The Western press commemorated the ten years of war against Syria by echoing over and over its version of events, according to which we have been witnesses to a revolt against the Alawite dictatorship of “Bashar” (read President al-Assad). A despot who purportedly practices widespread torture and is thus responsible for the death of half a million of his fellow citizens.
The plethora of articles written to this effect are based on testimonies from “Democrats” who fled to Idlib.
However :
What is happening in Syria is identical to what is happening in Afghanistan, Iraq, Libya and Yemen, which have not in a long time had a leader who can be accused of being a dictator. The real cause of their collapse is to be found outside their borders: it has nothing to do with civil war, but with the Rumsfeld/Cebrowski plan, dubbed as “endless war” by President George W. Bush.
Syria is not an Alawite dictatorship, but a Baathist Republic. While one may deride the party’s rigidity, its secular character and central role in the country are undeniable.
Torture is mainly perpetrated by the jihadists. It was practiced by Syria in the 1950s when the United States and the United Kingdom backed the coup d’etat of Adib Shishakli. At the time, NATO dispatched SS-member Alois Brunner to train the Syrian secret service, which as a result adopted the cruel methods of the Nazis. Hafez al-Assad did not rise to power until 1971, upon which he dismissed Brunner but kept the officers trained by him. When Bashar al-Assad became president in 2000, he had Brunner imprisoned and imposed a strict ban on torture. At the start of the war in 2011, some officials were independently engaged in torture. They were all removed from their posts and prosecuted. Most of them fled and were granted asylum in Europe. Some are currently on trial in Germany.

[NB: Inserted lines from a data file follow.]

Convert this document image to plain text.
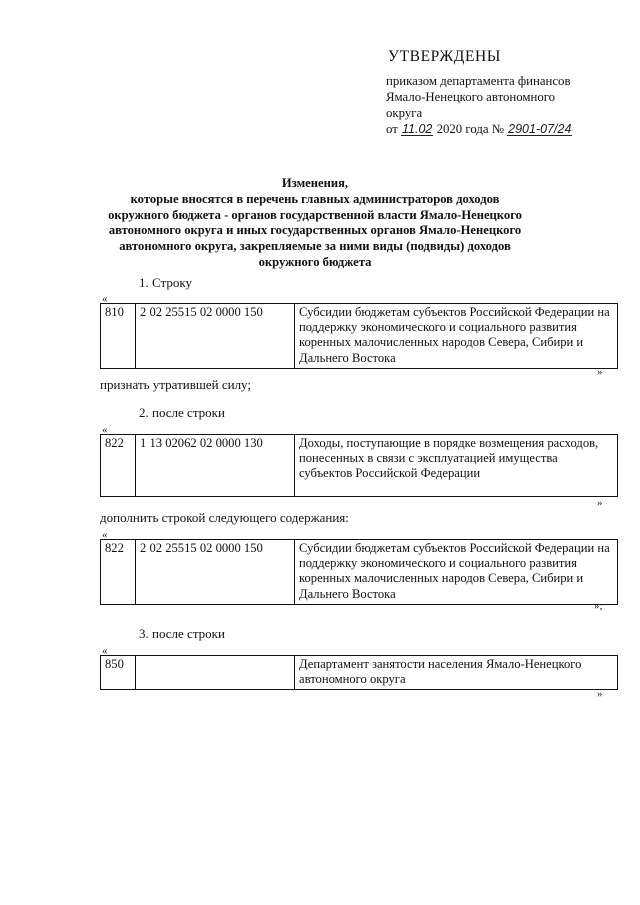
УТВЕРЖДЕНЫ
приказом департамента финансов
Ямало-Ненецкого автономного
округа
от 11.02 2020 года № 2901-07/24
Изменения,
которые вносятся в перечень главных администраторов доходов
окружного бюджета - органов государственной власти Ямало-Ненецкого
автономного округа и иных государственных органов Ямало-Ненецкого
автономного округа, закрепляемые за ними виды (подвиды) доходов
окружного бюджета
1. Строку
«
810	2 02 25515 02 0000 150	Субсидии бюджетам субъектов Российской Федерации на поддержку экономического и социального развития коренных малочисленных народов Севера, Сибири и Дальнего Востока
»
признать утратившей силу;
2. после строки
«
822	1 13 02062 02 0000 130	Доходы, поступающие в порядке возмещения расходов, понесенных в связи с эксплуатацией имущества субъектов Российской Федерации
»
дополнить строкой следующего содержания:
«
822	2 02 25515 02 0000 150	Субсидии бюджетам субъектов Российской Федерации на поддержку экономического и социального развития коренных малочисленных народов Севера, Сибири и Дальнего Востока
»;
3. после строки
«
850		Департамент занятости населения Ямало-Ненецкого автономного округа
»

President Bashar al-Assad is in no way responsible for the deaths of his fellow citizens, whom he has consistently defended. On the contrary, it is the United States, the United Kingdom and France, which have supported the jihadists militarily and financially, who are responsible for them.
Today the Syrian Arab Republic is divided into three. Beyond the liberated territory, a small part in the northeast is occupied by the United States and its Kurdish mercenaries; in the northwest, the Idlib governorate is occupied by Al-Qaeda, locally known under the name of Hay’at Tahrir al-Sham (Levant Liberation Organization – HTS). The population of Idlib is estimated by the West to be several million; in reality it is unlikely to exceed 100,000. This Islamic Emirate is protected by the Turkish army. It is not possible to talk about democracy there without being beheaded. In the circumstances, the reports of the Western press can only be pure fabrications.
In recent weeks, Hay’at Tahrir al-Sham has received instructions from Washington not to step up its operations against the Syrian Arab Republic, but to mount attacks in Moscow. For that purpose, it has just released the Uzbek jihadist Sirajuddin Mukhtarov (known as “Abu Salah al-Uzbeki”) [photo], whom it had arrested nine months ago when it was fighting Abu Mohamad al-Julani. Mukhtarov was the perpetrator of the St. Petersburg metro bombing in 2017 (15 dead). He is now training suicide squads to operate in Russia.